The absence of lymphoid markers is equally important, as this helps confirm the myeloid lineage and exclude ALL. A definitive AML diagnosis requires the lack of B-cell markers like CD19 or T-cell markers like surface CD3. However, leukemic blasts sometimes show aberrant expression of lymphoid-associated markers, with CD7 being the most frequently observed non-myeloid antigen.
Markers and Targeted Treatment Selection
Beyond initial diagnosis and classification, the CD marker profile holds significant implications for selecting targeted therapies. Identifying specific surface antigens allows for the use of drugs designed to selectively attack malignant cells while minimizing damage to healthy tissue. This therapeutic strategy moves beyond conventional chemotherapy, which broadly kills rapidly dividing cells.
The CD33 marker serves as a primary example of a therapeutic target due to its high and widespread expression on AML blasts. Gemtuzumab ozogamicin, an antibody-drug conjugate, was specifically developed to exploit the presence of CD33. This drug consists of a monoclonal antibody linked to a potent chemotherapy agent, calicheamicin.

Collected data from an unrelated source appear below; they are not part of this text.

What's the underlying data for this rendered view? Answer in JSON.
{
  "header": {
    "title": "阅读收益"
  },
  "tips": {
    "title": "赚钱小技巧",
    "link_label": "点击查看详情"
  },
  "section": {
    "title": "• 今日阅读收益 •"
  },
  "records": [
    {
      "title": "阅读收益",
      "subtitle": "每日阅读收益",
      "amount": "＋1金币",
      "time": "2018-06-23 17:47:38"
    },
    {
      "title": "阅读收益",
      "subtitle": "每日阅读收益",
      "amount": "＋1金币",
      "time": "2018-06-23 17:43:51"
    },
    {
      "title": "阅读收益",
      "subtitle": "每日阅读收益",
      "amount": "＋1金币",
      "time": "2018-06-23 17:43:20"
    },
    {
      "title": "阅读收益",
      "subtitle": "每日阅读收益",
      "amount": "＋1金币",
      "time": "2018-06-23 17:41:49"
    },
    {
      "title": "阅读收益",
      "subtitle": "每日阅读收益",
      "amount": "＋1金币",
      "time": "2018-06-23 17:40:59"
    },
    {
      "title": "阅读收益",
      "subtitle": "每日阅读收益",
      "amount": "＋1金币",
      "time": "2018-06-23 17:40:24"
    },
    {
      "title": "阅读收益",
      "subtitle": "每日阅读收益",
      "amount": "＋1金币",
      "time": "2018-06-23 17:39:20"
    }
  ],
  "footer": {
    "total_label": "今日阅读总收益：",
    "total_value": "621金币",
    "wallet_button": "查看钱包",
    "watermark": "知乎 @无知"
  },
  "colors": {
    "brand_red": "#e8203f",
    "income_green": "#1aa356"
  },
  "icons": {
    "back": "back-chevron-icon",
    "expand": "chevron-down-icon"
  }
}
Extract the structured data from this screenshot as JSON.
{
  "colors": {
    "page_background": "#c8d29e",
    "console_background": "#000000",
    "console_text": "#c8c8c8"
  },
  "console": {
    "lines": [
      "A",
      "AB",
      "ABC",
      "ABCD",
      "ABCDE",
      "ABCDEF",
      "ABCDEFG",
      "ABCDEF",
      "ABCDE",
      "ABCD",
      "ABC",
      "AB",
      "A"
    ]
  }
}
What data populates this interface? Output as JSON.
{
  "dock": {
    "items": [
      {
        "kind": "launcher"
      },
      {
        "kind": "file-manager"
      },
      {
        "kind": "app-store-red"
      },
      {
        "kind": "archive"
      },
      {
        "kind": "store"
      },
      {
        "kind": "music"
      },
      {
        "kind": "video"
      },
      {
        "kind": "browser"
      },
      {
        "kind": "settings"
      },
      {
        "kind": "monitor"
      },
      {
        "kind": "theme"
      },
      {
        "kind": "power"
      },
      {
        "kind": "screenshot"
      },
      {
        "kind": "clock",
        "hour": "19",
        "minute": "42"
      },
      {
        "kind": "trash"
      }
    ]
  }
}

The antibody component binds precisely to the CD33 protein on the cell surface. Once bound, the entire complex is internalized into the leukemic cell, where the toxic calicheamicin is released. This mechanism causes double-strand breaks in the cell’s DNA, leading to programmed cell death within the malignant population.
The expression level of certain markers also influences the overall prognosis and guides risk stratification. For example, high expression of leukemic stem cell markers, such as CD123, is associated with more aggressive disease. CD123 is currently being explored as another target for novel monoclonal antibody therapies.
Ultimately, immunophenotyping results inform the intensity of the initial treatment plan. Patients whose marker profile suggests a higher risk of relapse may be directed toward intensive chemotherapy or allogeneic stem cell transplantation earlier in their treatment course. Thus, the CD marker analysis is a continuous process that not only diagnoses the disease but also dictates the most appropriate, personalized therapeutic strategy.